Убийцу не знал никто. Они решили, что я потерял рассудок. Я разозлился и заорал, ударив кулаком по столу:
— Куда, черт подери, она спряталась, эта убийца? Кто скажет?
Ни один из них даже бровью не повел.
— Он стал таким после встречи с пруссаками, — пробормотал Аксель и велел мне заткнуться.
Двое студентов подхватили меня под руки и отвели к вдове Фредериксен на Бредгаде.

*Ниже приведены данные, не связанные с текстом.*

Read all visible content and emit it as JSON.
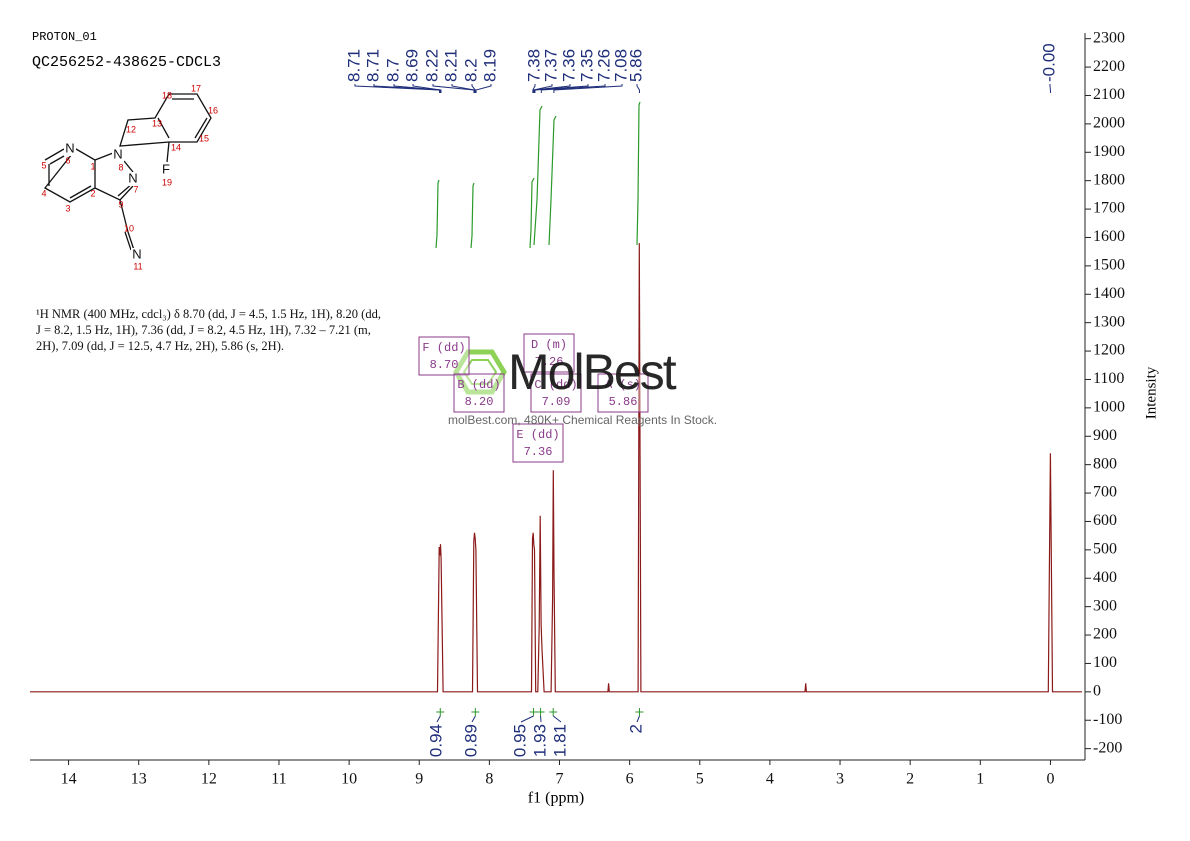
{
  "chart_data": {
    "type": "line",
    "header": "PROTON_01",
    "title": "QC256252-438625-CDCL3",
    "description": "¹H NMR (400 MHz, cdcl₃) δ 8.70 (dd, J = 4.5, 1.5 Hz, 1H), 8.20 (dd, J = 8.2, 1.5 Hz, 1H), 7.36 (dd, J = 8.2, 4.5 Hz, 1H), 7.32 – 7.21 (m, 2H), 7.09 (dd, J = 12.5, 4.7 Hz, 2H), 5.86 (s, 2H).",
    "xlabel": "f1 (ppm)",
    "ylabel": "Intensity",
    "xlim": [
      14.55,
      -0.45
    ],
    "ylim": [
      -240,
      2320
    ],
    "xticks": [
      14,
      13,
      12,
      11,
      10,
      9,
      8,
      7,
      6,
      5,
      4,
      3,
      2,
      1,
      0
    ],
    "yticks": [
      -200,
      -100,
      0,
      100,
      200,
      300,
      400,
      500,
      600,
      700,
      800,
      900,
      1000,
      1100,
      1200,
      1300,
      1400,
      1500,
      1600,
      1700,
      1800,
      1900,
      2000,
      2100,
      2200,
      2300
    ],
    "series": [
      {
        "color": "#8b1a1a",
        "x": [
          14.55,
          8.74,
          8.715,
          8.705,
          8.697,
          8.688,
          8.66,
          8.24,
          8.222,
          8.212,
          8.202,
          8.192,
          8.17,
          7.4,
          7.385,
          7.375,
          7.366,
          7.356,
          7.34,
          7.31,
          7.29,
          7.275,
          7.262,
          7.25,
          7.22,
          7.12,
          7.098,
          7.088,
          7.078,
          7.06,
          6.31,
          6.3,
          6.29,
          5.88,
          5.862,
          5.84,
          3.5,
          3.49,
          3.48,
          0.03,
          0.0,
          -0.03,
          -0.45
        ],
        "values": [
          0,
          0,
          510,
          480,
          520,
          470,
          0,
          0,
          530,
          560,
          540,
          500,
          0,
          0,
          540,
          560,
          520,
          500,
          0,
          0,
          230,
          620,
          240,
          150,
          0,
          0,
          330,
          780,
          420,
          0,
          0,
          30,
          0,
          0,
          1580,
          0,
          0,
          30,
          0,
          0,
          840,
          0,
          0
        ]
      }
    ],
    "peak_labels": [
      8.71,
      8.71,
      8.7,
      8.69,
      8.22,
      8.21,
      8.2,
      8.19,
      7.38,
      7.37,
      7.36,
      7.35,
      7.26,
      7.08,
      5.86,
      {
        "value": 0,
        "label": "-0.00"
      }
    ],
    "integrals": [
      {
        "x": 8.7,
        "value": 0.94
      },
      {
        "x": 8.2,
        "value": 0.89
      },
      {
        "x": 7.37,
        "value": 0.95
      },
      {
        "x": 7.27,
        "value": 1.93
      },
      {
        "x": 7.09,
        "value": 1.81
      },
      {
        "x": 5.86,
        "value": 2.0
      }
    ],
    "multiplets": [
      {
        "name": "F (dd)",
        "shift": "8.70"
      },
      {
        "name": "B (dd)",
        "shift": "8.20"
      },
      {
        "name": "D (m)",
        "shift": "7.26"
      },
      {
        "name": "C (dd)",
        "shift": "7.09"
      },
      {
        "name": "A (s)",
        "shift": "5.86"
      },
      {
        "name": "E (dd)",
        "shift": "7.36"
      }
    ],
    "watermark": {
      "brand": "MolBest",
      "tagline": "molBest.com, 480K+ Chemical Reagents In Stock."
    },
    "molecule": {
      "atoms": [
        "N",
        "N",
        "N",
        "F",
        "N"
      ],
      "numbers": [
        "1",
        "2",
        "3",
        "4",
        "5",
        "6",
        "7",
        "8",
        "9",
        "10",
        "11",
        "12",
        "13",
        "14",
        "15",
        "16",
        "17",
        "18",
        "19"
      ]
    }
  }
}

Конечно, я знал, что убийцам, и мужчинам и женщинам, место на каторге и в тюрьме. Одно время я даже работал на каторге. Там я познакомился с двумя убийцами. Но это знакомство ничего мне не объяснило. Только спутало все мои представления. Убийцы выглядели такими невинными. Такими униженными. Жалкими. Иногда они вдруг грубили и становились несносными, как дети, которых никто не любит. Они не были похожи на Дину. У Дины и глаза, и мысли были острее бритвы.
ГЛАВА 3
Однажды мы с Акселем и еще одним студентом закатили пирушку на всю ночь. Студента звали Клаус. Мы выдержали экзамен на мужество, и нам захотелось это отпраздновать. Несколько часов подряд мы препарировали труп. Наша задача состояла в том, чтобы удалить из него все внутренние органы, набить его старыми газетами и снова зашить. После этого нас мучила жажда, мы были возбуждены и чувствовали себя героями оттого, что знали о людях все.
У покойника, человека известного и уважаемого, мы обнаружили все признаки запущенного сифилиса.
— Тс-с! — шикнул Аксель, когда Клаус заговорил о покойнике.
— Я же не называю фамилии, — успокоил его Клаус.
— Если мы сообщим о твоей болтовне главному врачу, у тебя будут неприятности.
— Кто бы подумал, что даже такие люди посещают «переулки»!
— Теперь ты это знаешь и успокойся, — сказал я, пытаясь подавить тошноту. Меня после вскрытия тошнило весь день.
— Бедняга! Ведь он был духовным лицом! — не унимался Клаус.
— Замолчи! И смотри, чтобы тебя никто не услышал. А то жалеть придется уже тебя! — Аксель поглядел по сторонам.
Клаус заговорил о том, что многим ныне покойным ученым не хватало ни нравственности, ни культуры.
— Но чтобы и духовные люди посещали «переулки», это уже ни в какие ворота не лезет! — воскликнул он, не желая сдаваться.
Мы с Акселем переглянулись.
— А ты сам никогда там не был? — вдруг спросил я.
— Где?
— У проституток.
— Что ты хочешь этим сказать?
— Я только спросил.
— Приличные люди не ходят в такие места, — смущенно сказал он.
— Но где-то мужчины все-таки приобретают опыт! — Я нарочно провоцировал его.
— Фу! — Он поглядел на Акселя в поисках помощи.
— Да-да, именно так! — Аксель явно не желал помогать ему.
Клаус не был нашим единомышленником, и у меня возникло желание помучить его.
Но Аксель перевел разговор на другую тему и начал рассказывать о городе, где прошло его детство, о двойной морали буржуазии и о своем отце, который каждое воскресенье в церкви отпускал всем грехи. В общем-то он говорил о том же, но более невинно. Акселю следовало стать дипломатом.
При этом он, словно ручной волк или большая собака, одним махом проглотил целый бутерброд и сырое яйцо. Ему удалось запихнуть это себе в глотку, не запачкав бороды. Потом он захлопнул рот и начал энергично жевать.
Строгое воспитание, которое он получил дома, не позволяло ему разговаривать с нами во время этих действий. Он держал рот закрытым. Но сам был точно в трансе. Он дрожал, как от холода, и судорожно подергивался. Сперва у него дергалась голова, а потом эти движения передались всему его крупному туловищу. Когда пища опустилась куда следовало, он сделал большой глоток пива. Точнее, одним глотком ополовинил кружку.